The graphic seen on all Exit signs here in Italy is of a little green guy running like hell for his very life, but let’s tell they truth here: when it comes to actual languages, some are a lot prettier than others:

Here’s the English on the plastic bag the typical hotel provides for your dirty laundry: “Linen to be washed and ironed,” it says. Then there’s the French phrase for the same thing: “Linge à laver ou à repasser,” It’s OK but it’s nothing great, right? And forget the message in German: “Schmutz-oder bügelwäsche. ””Schmuz? Oder?” I mean how unpretty is that?

But in Italian? In Italian the message is just plain sublime. Dirty clothes or not you just can’t argue with “Biancheria da lavare o stirare.”It makes you want to break into song, am I wrong? And it almost- ALMOST – makes you forget how very frank and practical Europeans really are, because not only do the Exit signs tell it like it is and even though I myself just used it to wash my socks in, this little dandy gizmo which we have seen in four of our last four hotels really IS what Mick Dundee called it in that cute first movie that bears his name!
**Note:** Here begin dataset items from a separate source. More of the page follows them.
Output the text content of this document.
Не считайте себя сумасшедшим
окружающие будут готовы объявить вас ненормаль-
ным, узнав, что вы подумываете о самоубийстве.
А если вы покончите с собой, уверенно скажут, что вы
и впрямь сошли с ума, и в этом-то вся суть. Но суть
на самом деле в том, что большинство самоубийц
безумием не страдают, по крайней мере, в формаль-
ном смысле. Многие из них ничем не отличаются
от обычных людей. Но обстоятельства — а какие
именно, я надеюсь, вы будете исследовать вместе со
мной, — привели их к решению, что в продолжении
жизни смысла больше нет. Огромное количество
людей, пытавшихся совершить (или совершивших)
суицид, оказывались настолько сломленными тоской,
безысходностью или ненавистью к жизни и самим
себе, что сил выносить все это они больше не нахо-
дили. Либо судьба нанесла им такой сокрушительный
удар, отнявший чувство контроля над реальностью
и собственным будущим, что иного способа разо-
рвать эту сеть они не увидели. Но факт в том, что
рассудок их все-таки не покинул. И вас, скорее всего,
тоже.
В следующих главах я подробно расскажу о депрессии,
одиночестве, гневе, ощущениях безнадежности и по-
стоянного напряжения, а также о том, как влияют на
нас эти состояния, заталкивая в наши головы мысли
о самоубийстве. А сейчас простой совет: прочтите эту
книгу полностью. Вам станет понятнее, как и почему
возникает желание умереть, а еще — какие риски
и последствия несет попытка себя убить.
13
Yay! and Why NOT Drink? Day 6 in Northern Italy –  

Since I can’t possibly do justice to all the villas and all history we’ve witnessed over the last several days maybe I’ll just answer one pressing question and say that yes my man’s suitcase DID arrive finally and his blue polo shirt got a much-needed rest.

 

One by one I pulled his fresh shirts from that bag and sobbed into them. “I’m crying because they’re such beautiful shirts!” I burbled, oh but no wait, that wasn’t me, that was Daisy Buchanan in The Great Gatsby when she realizes too late alas that she’d backed the wrong horse, married the rich bastard who cheats on her every time he gets the chance instead of waiting for the man who would love her til he died.

 

My own husband is decidedly other-worldly. He just doesn’t care about fancy things – and me I buy at Marshall’s and Dress Barn half the time and so I can tell you I was I was prett-y nervous about that bag of his because although he still happily wears clothes from the early ’70s this time his suitcase held one fancy damn blazer from Brooks Brothers.  

 

He bought it after our darling honorary kids, the above-pictured newlweds Dodson & Veronica, gave him a few polo shirts from there for his birthday – and because it turns out that EVEN OLD DAVE can sometimes have too many polo shirts, he decided to take them in and exchange them for a new blazer, and a very nice blazer it was that the salesman draped round his shoulders even though it had no actual price tag on it – and, well, if you knew Dave you’d know he hates to spoil the moment with anything as crass as asking what a thing costs and so …. well, so when the suitcase came at last with that thousand dollar silk and linen blazer in it even the angels wept – even the naked little angels with no underpants on who adorn every villa and fresco we’ve been gawking at these last days.

 

And as we watch the action on Wall Street and ponder the days ahead; as we sip our wine and glance at this fancy piece of linen in his suitcase all we can think is heck, worse comes to worse we can always cook and EAT the sucker, buttons and all.